Freitag, 13. Juli 2012

Ich lebte in einer Struktur, die absolutistisch katholisch sozialisiert war. Nicht praktizierend katholisch, betend, gottesdienstlich versiert - nein, nur sozialisiert. Und auch nur in dieser Sozialisation war jener Katholizismus absolutistisch - seine irdische oder auch himmlische Macht hatte er schon lange verloren. Der Katholizismus, konfessioneller Hegemon in Bayern, wirkt bis heute in alle Lebensbereiche hinein. Nicht mal besonders penetrant - doch er hat über Jahrhunderte die Denk-, Fühl- und Umgangsweise der Menschen miteinander beeinflusst und geformt. Ich kam aus einer Struktur, die den Islam in dieses Geflecht einbaute, weil er kein wesentlicher Fremdkörper war, sondern gewiss ganz gut ins "katholische Konzept" passte. Nicht alles davon - aber vieles. Was Politiker aus der CSU an aufgestauten Aggressionen gegen den Islam ablassen, deckt sich mit der Lebenswirklichkeit im katholisch Sozialisierten eher selten. Jedenfalls passt das Islamische besser in katholisch sozialisierte Strukturen als in protestantisch beschulte. Das merke ich jetzt, da ich in einer eher protestantisch formierten Gegend lebe, besonders stark.

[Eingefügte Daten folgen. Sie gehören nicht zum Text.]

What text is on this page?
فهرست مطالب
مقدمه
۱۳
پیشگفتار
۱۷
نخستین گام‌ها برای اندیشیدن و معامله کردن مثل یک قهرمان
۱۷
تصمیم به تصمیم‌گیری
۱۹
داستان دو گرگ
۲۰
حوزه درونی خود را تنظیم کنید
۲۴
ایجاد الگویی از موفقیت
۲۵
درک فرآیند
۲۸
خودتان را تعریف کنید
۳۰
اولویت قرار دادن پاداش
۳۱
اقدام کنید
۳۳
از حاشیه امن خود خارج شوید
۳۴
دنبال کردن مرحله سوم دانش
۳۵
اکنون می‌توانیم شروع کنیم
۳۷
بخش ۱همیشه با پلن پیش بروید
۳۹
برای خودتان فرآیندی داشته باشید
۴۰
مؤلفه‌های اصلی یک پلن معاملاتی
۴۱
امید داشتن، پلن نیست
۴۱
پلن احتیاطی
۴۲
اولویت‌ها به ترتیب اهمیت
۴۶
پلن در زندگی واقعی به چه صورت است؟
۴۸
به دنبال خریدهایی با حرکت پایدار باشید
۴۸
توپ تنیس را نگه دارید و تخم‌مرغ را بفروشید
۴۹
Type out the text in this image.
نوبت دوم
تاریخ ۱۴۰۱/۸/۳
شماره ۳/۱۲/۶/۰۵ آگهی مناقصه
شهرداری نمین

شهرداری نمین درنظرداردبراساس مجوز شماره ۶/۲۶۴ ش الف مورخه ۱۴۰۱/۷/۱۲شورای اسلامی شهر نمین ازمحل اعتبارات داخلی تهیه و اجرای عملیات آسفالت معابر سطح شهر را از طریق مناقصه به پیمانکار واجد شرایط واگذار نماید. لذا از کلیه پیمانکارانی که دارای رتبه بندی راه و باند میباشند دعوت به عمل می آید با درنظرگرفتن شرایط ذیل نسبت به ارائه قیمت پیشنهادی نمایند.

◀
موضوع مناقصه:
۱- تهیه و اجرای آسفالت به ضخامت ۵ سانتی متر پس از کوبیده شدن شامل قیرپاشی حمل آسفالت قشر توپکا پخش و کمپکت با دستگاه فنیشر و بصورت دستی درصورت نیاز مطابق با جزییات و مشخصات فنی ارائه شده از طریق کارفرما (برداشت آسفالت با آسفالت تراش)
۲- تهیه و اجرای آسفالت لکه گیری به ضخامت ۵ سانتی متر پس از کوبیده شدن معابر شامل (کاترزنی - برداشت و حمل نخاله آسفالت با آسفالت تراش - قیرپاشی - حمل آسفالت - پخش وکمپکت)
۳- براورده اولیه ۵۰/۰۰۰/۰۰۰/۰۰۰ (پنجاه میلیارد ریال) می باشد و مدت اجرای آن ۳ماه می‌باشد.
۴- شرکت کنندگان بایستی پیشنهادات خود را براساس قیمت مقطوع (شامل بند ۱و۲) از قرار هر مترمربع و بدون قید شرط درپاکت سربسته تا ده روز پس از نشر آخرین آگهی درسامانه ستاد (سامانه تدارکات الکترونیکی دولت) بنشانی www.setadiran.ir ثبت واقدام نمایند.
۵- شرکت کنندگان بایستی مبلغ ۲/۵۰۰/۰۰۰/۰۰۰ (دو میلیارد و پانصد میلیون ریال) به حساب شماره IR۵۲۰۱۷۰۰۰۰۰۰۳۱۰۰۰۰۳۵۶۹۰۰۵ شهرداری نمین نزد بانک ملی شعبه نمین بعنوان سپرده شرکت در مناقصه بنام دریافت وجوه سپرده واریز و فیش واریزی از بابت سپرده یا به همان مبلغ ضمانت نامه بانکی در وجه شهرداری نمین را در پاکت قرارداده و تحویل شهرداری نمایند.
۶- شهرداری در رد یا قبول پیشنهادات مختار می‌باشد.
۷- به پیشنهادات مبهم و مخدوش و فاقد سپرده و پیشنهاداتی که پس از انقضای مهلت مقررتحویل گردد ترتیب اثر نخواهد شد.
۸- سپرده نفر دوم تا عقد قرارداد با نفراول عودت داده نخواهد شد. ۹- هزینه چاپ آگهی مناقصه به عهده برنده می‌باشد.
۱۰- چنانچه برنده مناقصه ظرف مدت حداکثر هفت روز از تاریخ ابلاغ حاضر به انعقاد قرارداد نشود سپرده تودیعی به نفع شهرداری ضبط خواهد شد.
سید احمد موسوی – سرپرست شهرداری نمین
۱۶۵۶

Es soll hier keine Verherrlichung stattfinden. Weder das Katholische noch das Islamische ist ausgesprochen paradiesisch; nichts von beiden in Reinkultur empfinde ich für besonders attraktiv. Man muß schon viel Phantasie aus seiner Kindheit übrig behalten haben, um die jeweiligen aufgeheiligten Schriften für bare Münze nehmen zu können. Jedoch hat beides Strukturen hervorgebracht, die so tödlich wie lebensbejahend waren, so kriegerisch wie pazifistisch, so fürsorglich wie gefühlskalt. "Die Christenheit, die Christenheit. Sie hat gute Krankenschwestern hervorgebracht und ebenso tüchtige Mörder", schrieb Dürrenmatt in Der Verdacht - er hat vergessen hinzuzufügen, dass das für das Islamische gleichfalls gilt, jedoch für das Protestantische, das ja auch Christenheit ist, teilweise nicht so stark. Der hatte statt Nächstenliebe calvinistische Prädestination zu bieten - man merkt das teilweise bis heute; aus dieser Tradition entspringt manche protestantisch dressierte Region. Stammlande des neoliberalen Lebensentwurfes, nannte ich das unlängst - die Lehre von der Auserwähltheit als Heilsagenda für alle, als Massenartikel: das ist die neoliberale Folgeerscheinung Calvins und seiner Parteigänger.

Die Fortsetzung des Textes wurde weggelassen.